ReplyDeletePrince Lev Nikolaevich Myshkin was the protagonist and subject of the middle novel, "The Idiot." Instead of serving a harsh prison sentenc in Siberia, he had spent the last four years at a sanitorium in Switzerland for treatment of his epilepsy. Nonjudgmental and without social snobbery, his insight, compassion, sincerity, candor, incisive intellect, deep emotional intelligence, and wisdom made him seem like an idiot to others. Eventually, of course, he is driven insane by the cruelty and passion of the other characters in the novel.
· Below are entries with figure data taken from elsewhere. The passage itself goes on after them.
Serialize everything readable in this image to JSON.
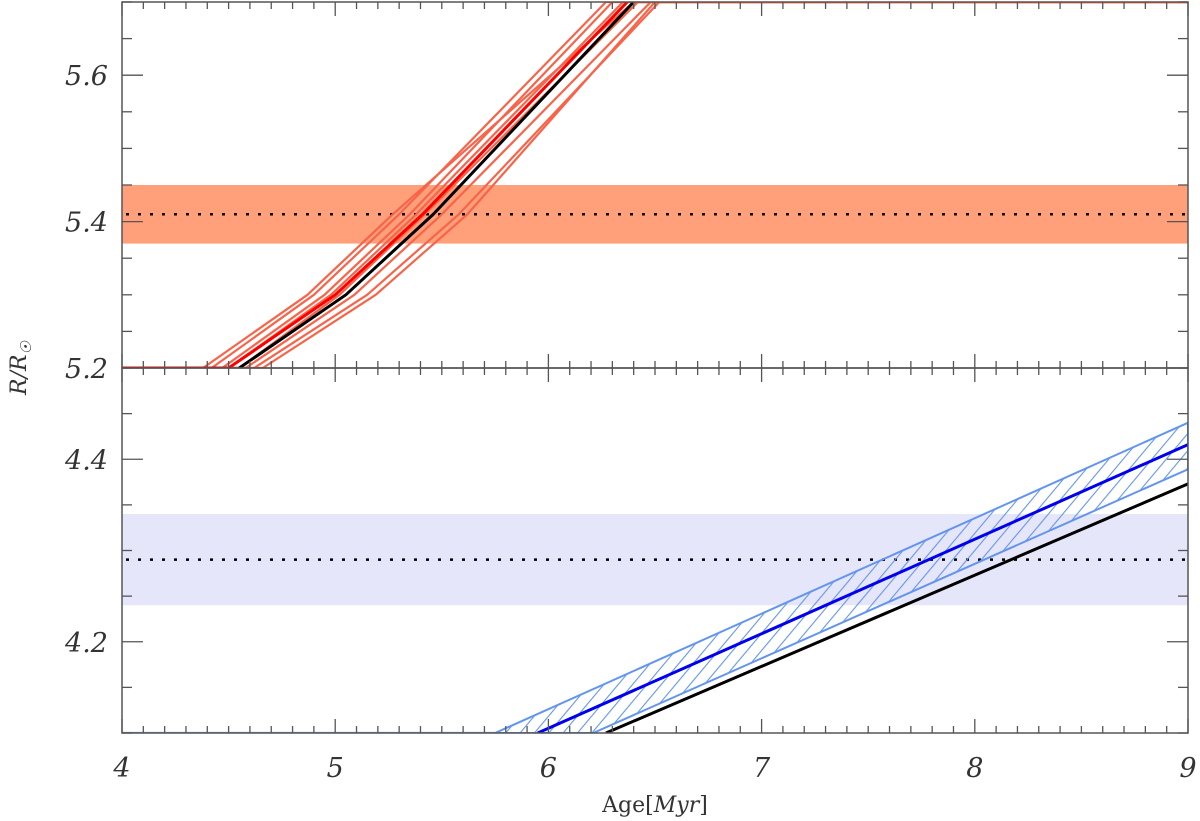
{
  "chart_data": [
    {
      "type": "line",
      "panel": "top",
      "xlim": [
        4,
        9
      ],
      "ylim": [
        5.2,
        5.7
      ],
      "xticks": [
        4,
        5,
        6,
        7,
        8,
        9
      ],
      "yticks": [
        5.2,
        5.4,
        5.6
      ],
      "ytick_labels": [
        "5.2",
        "5.4",
        "5.6"
      ],
      "observed": {
        "value": 5.41,
        "low": 5.37,
        "high": 5.45,
        "band_color": "#ffa07a"
      },
      "series": [
        {
          "color": "#f8644a",
          "points": [
            [
              4,
              5.2
            ],
            [
              4.38,
              5.2
            ],
            [
              4.87,
              5.3
            ],
            [
              5.27,
              5.41
            ],
            [
              6.4,
              5.7
            ],
            [
              9,
              5.7
            ]
          ]
        },
        {
          "color": "#f8644a",
          "points": [
            [
              4,
              5.2
            ],
            [
              4.42,
              5.2
            ],
            [
              4.9,
              5.3
            ],
            [
              5.3,
              5.41
            ],
            [
              6.27,
              5.7
            ],
            [
              9,
              5.7
            ]
          ]
        },
        {
          "color": "#f8644a",
          "points": [
            [
              4,
              5.2
            ],
            [
              4.47,
              5.2
            ],
            [
              4.95,
              5.3
            ],
            [
              5.35,
              5.41
            ],
            [
              6.3,
              5.7
            ],
            [
              9,
              5.7
            ]
          ]
        },
        {
          "color": "#f8644a",
          "points": [
            [
              4,
              5.2
            ],
            [
              4.5,
              5.2
            ],
            [
              4.98,
              5.3
            ],
            [
              5.38,
              5.41
            ],
            [
              6.35,
              5.7
            ],
            [
              9,
              5.7
            ]
          ]
        },
        {
          "color": "#f8644a",
          "points": [
            [
              4,
              5.2
            ],
            [
              4.55,
              5.2
            ],
            [
              5.02,
              5.3
            ],
            [
              5.42,
              5.41
            ],
            [
              6.42,
              5.7
            ],
            [
              9,
              5.7
            ]
          ]
        },
        {
          "color": "#f8644a",
          "points": [
            [
              4,
              5.2
            ],
            [
              4.58,
              5.2
            ],
            [
              5.09,
              5.3
            ],
            [
              5.5,
              5.41
            ],
            [
              6.48,
              5.7
            ],
            [
              9,
              5.7
            ]
          ]
        },
        {
          "color": "#f8644a",
          "points": [
            [
              4,
              5.2
            ],
            [
              4.62,
              5.2
            ],
            [
              5.15,
              5.3
            ],
            [
              5.58,
              5.41
            ],
            [
              6.52,
              5.7
            ],
            [
              9,
              5.7
            ]
          ]
        },
        {
          "color": "#f8644a",
          "points": [
            [
              4,
              5.2
            ],
            [
              4.66,
              5.2
            ],
            [
              5.19,
              5.3
            ],
            [
              5.62,
              5.41
            ],
            [
              6.5,
              5.7
            ],
            [
              9,
              5.7
            ]
          ]
        },
        {
          "color": "#ff0000",
          "points": [
            [
              4,
              5.2
            ],
            [
              4.5,
              5.2
            ],
            [
              5.0,
              5.3
            ],
            [
              5.41,
              5.41
            ],
            [
              6.37,
              5.7
            ]
          ]
        },
        {
          "color": "#000000",
          "points": [
            [
              4.55,
              5.2
            ],
            [
              5.05,
              5.3
            ],
            [
              5.46,
              5.41
            ],
            [
              6.4,
              5.7
            ]
          ]
        }
      ]
    },
    {
      "type": "line",
      "panel": "bottom",
      "xlim": [
        4,
        9
      ],
      "ylim": [
        4.1,
        4.5
      ],
      "xticks": [
        4,
        5,
        6,
        7,
        8,
        9
      ],
      "xtick_labels": [
        "4",
        "5",
        "6",
        "7",
        "8",
        "9"
      ],
      "yticks": [
        4.2,
        4.4
      ],
      "ytick_labels": [
        "4.2",
        "4.4"
      ],
      "xlabel": "Age",
      "xlabel_unit": "Myr",
      "ylabel": "R/R",
      "ylabel_symbol": "☉",
      "observed": {
        "value": 4.29,
        "low": 4.24,
        "high": 4.34,
        "band_color": "#e6e6fa"
      },
      "hatched_band": {
        "color": "#6495ed",
        "upper": [
          [
            5.75,
            4.1
          ],
          [
            9,
            4.44
          ]
        ],
        "lower": [
          [
            6.21,
            4.1
          ],
          [
            9,
            4.389
          ]
        ]
      },
      "series": [
        {
          "color": "#6495ed",
          "points": [
            [
              4,
              4.1
            ],
            [
              5.75,
              4.1
            ]
          ]
        },
        {
          "color": "#0000ee",
          "points": [
            [
              5.95,
              4.1
            ],
            [
              9,
              4.416
            ]
          ]
        },
        {
          "color": "#000000",
          "points": [
            [
              6.27,
              4.1
            ],
            [
              9,
              4.373
            ]
          ]
        }
      ]
    }
  ]
}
"Crime and Punishment" was the 2nd of the novels Dostoyevsky wrote after Siberia, and the first of his great mature works. It focused on the mental anguish and moral dilemmas of Rodion Raskolnikov, an impoverished ex-student in St. Petersburg murdered an unscrupulous pawnbroker for her cash, rationalizing his action by claimng her money could be better used for good purposes, as well as to test his theory that some people are naturally capable of such actions and even have the right to perform them. Why, then, did Dorin include Napoleon rather than Raskolnikov in his trinity? Because several times throughout the novel, Raskolnikov explicitly compared himself with Napoleon Bonaparte, the French emperor who had devastated Russia early in the 19th century but nevertheless was extolled as a champion of liberty and progress. For instance, he justified his actions to himself thus: “I wanted to become a Napoleon, that is why I killed her.… It was like this: I asked myself one day this question—what if Napoleon, for instance, had happened to be in my place, and if he had not had Toulon nor Egypt nor the passage of Mont Blanc to begin his career with, but instead of all those picturesque and monumental things, there had simply been some ridiculous old hag, a pawnbroker, who had to be murdered too to get money from her trunk (for his career, you understand). Well, would he have brought himself to that, if there had been no other means? Wouldn’t he have felt a pang at its being so far from monumental and … and sinful, too? Well, I must tell you that I worried myself fearfully over that ‘question’ so that I was awfully ashamed when I guessed at last (all of a sudden, somehow) that it would not have given him the least pang, that it would not even have struck him that it was not monumental … that he would not have seen that there was anything in it to pause over, and that, if he had had no other way, he would have strangled her in a minute without thinking about it! Well, I too … left off thinking about it … murdered her, following his example. And that’s exactly how it was!"
Disquieting - like the world stopped at some point and we're just carrying on in a dream?
ReplyDeleteSometimes literature, including Dostoyevksy's and Popa's, needs to be disquieting. Of course, literary truth is not necessarily factual.